Emperyalizme karşı tam bağımsızlığın adresi

ABD'li senatör Bob Menendez, ABD'nin Dışişleri Bakanı Bilinken'a soruyor;

"Bir ülke düşünün, önceden provokasyon olmadan başka bir ülkenin hava sahasını ve karasularını tehdit eden,başka bir ülkenin münhasır bölgesinde talimler yapan, ABD yasalarını ihlal ederek Rus askeri malzemelerini satın alan, hemen hemen tam diğer ülkelerden daha fazla avukat ve gazetecinin (FETÖ ve PKK) cezaevinde olduğu ve siyasi rakibini seçimden önce hapse atan,AB üyesi bir ülkenin (Yunanistan) kıta sahanlığında araştırma yapma hakkını zorla engellemeye çalışan, Rusya'ya yönelik AB yaptırımlarına katılmadığı gibi aynı zamanda Rusya'ya yaklaşık 800 milyon dolar değerinde mal ihraç eden Suriye Demokratik Güçleri(SDG-PKKPYD-YPG) gibi ABD ortaklarına yönelik olanlar da dahil olmak üzere, Irak ve Suriye'de devam eden hava saldırılarını yapan, NATO'nun kritik genişlemesini durduran, 40 bin askerle bir AB ülkesini(Kıbrıs) işgal etmeye devam eden ve Birleşmiş Milletler(BM) Güvenlik Konseyi kararlarını ihlal eden ve BM tarafından dondurulan bir bölgeyi(Kıbrıs'ta kapalı Maraş) açmaya çalışan, Rum Ortodoks inancına sahip milyonlarca vatandaşın ruhani liderinin dini özgürlüğünü reddeden, UNESCO taahhütlerini ihlal ederek bir kiliseyi camiye (Ayasofya) çeviren, ABD personelini tutuklayan ve hapseden, böyle bir ülkeyi nasıl betimlerdiniz"

Bilinken'da; "sanırım bu ülkeye zorlu bir müttefik derdim" diyerek, cevap veriyor.

Bunun üzerine Menendez'de; "Ben bu ülkeye Türkiye diyorum"

Bu cümlelerin sadece bir kaç kişinin kişisel yakıştırması olmadığı açıktır.

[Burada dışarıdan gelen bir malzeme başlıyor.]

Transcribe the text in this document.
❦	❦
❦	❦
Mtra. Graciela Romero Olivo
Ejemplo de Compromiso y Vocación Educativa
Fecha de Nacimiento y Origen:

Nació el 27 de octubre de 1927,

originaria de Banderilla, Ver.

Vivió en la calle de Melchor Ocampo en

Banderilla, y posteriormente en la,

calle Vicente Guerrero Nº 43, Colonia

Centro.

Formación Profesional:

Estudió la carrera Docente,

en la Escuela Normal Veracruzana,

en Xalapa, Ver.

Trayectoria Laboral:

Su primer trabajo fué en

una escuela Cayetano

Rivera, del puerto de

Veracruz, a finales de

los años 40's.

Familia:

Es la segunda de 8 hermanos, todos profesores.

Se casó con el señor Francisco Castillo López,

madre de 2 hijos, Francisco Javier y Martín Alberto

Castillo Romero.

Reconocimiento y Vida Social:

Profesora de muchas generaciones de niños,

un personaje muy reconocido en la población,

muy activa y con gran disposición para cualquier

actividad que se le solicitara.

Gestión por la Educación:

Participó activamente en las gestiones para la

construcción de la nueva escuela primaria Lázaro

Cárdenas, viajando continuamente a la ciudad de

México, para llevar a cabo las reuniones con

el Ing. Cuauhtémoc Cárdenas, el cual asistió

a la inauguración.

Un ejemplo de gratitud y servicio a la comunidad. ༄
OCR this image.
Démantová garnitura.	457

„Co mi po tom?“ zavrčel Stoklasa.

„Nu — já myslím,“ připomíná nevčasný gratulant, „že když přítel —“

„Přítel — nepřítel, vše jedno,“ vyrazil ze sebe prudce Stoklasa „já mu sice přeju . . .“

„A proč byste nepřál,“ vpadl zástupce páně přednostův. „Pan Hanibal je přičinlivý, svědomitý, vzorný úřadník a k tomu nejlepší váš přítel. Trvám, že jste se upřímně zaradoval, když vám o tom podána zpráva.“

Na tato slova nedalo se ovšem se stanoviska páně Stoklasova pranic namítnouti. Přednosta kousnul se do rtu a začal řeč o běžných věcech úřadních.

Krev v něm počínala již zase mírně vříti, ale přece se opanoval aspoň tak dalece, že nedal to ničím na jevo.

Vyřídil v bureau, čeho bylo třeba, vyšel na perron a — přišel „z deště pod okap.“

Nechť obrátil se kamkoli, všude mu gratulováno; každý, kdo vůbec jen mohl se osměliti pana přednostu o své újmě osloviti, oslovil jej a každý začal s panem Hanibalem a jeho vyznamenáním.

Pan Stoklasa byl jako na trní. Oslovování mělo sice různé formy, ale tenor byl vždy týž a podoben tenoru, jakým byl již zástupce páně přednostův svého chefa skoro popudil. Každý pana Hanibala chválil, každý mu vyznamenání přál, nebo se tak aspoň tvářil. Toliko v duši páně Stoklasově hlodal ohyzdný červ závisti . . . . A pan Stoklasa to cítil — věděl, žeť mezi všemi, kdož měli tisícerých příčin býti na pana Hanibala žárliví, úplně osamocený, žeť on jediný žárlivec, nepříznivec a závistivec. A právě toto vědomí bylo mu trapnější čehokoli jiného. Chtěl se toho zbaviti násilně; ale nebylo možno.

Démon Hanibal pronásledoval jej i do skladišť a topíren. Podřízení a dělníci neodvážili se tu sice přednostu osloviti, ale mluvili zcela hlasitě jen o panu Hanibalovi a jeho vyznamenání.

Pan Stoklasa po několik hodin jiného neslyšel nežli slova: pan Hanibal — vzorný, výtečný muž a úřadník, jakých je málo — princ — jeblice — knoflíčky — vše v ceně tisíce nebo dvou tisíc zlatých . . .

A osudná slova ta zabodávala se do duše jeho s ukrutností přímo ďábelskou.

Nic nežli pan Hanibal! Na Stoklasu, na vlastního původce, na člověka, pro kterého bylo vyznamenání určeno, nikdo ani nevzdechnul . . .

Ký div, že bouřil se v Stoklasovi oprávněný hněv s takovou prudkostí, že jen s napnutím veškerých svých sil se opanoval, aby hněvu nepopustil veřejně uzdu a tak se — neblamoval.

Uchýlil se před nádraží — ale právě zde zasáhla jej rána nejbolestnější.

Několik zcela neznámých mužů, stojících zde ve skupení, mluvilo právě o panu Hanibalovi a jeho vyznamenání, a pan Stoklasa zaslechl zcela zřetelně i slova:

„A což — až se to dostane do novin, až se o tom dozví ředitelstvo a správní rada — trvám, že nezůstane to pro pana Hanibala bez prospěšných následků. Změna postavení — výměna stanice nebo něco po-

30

Terör örgütlerini her açıdan donatarak, Türkiye'yi hedefe koymalar, milli savunma sanayini köreltme çabaları, Mavi Vatan stratejini yok etme gayretleri, üretim ekonomisini zayıflatma hamleleri kısacası enerjiden ekonomiye tam bağımsız Türkiye hedefini zedeleme hevesi, emperyalizmin gündeminden, kirli ajandasından asla silinmemiştir.

Aksine dış cepheden daha çok artık iç cepheye yönelmiştir. Senatör Menendez'in tüm söyledikleri dış cephede canlarını yakan hususlardır. O yüzden de; küresel terör ve sömürü baronları, soykırımcı siyonizm, sömürgeci emperyalizm için hasım Türkiye'dir.

Sömürü düzenlerine yönelik tehdidin nereden geldiğini en iyi onlar bilerek ve Türkiye'ye karşı insanlığa karşı suç işleyerek terör örgütlerini kullanmaya devam eden onlardır.

Dış cephede canları yandıkça da Türkiye'nin iç cephesine yönelenler de onlardır.

Siyasette zemin tutmak, medyada, akademide, derneklerde, vakıflarda, tarikatlarda, cemaatlerde mümkünse toplumu etkileyecek her alanda etkin olmak şimdilerde çok daha fazla hedefledikleridir.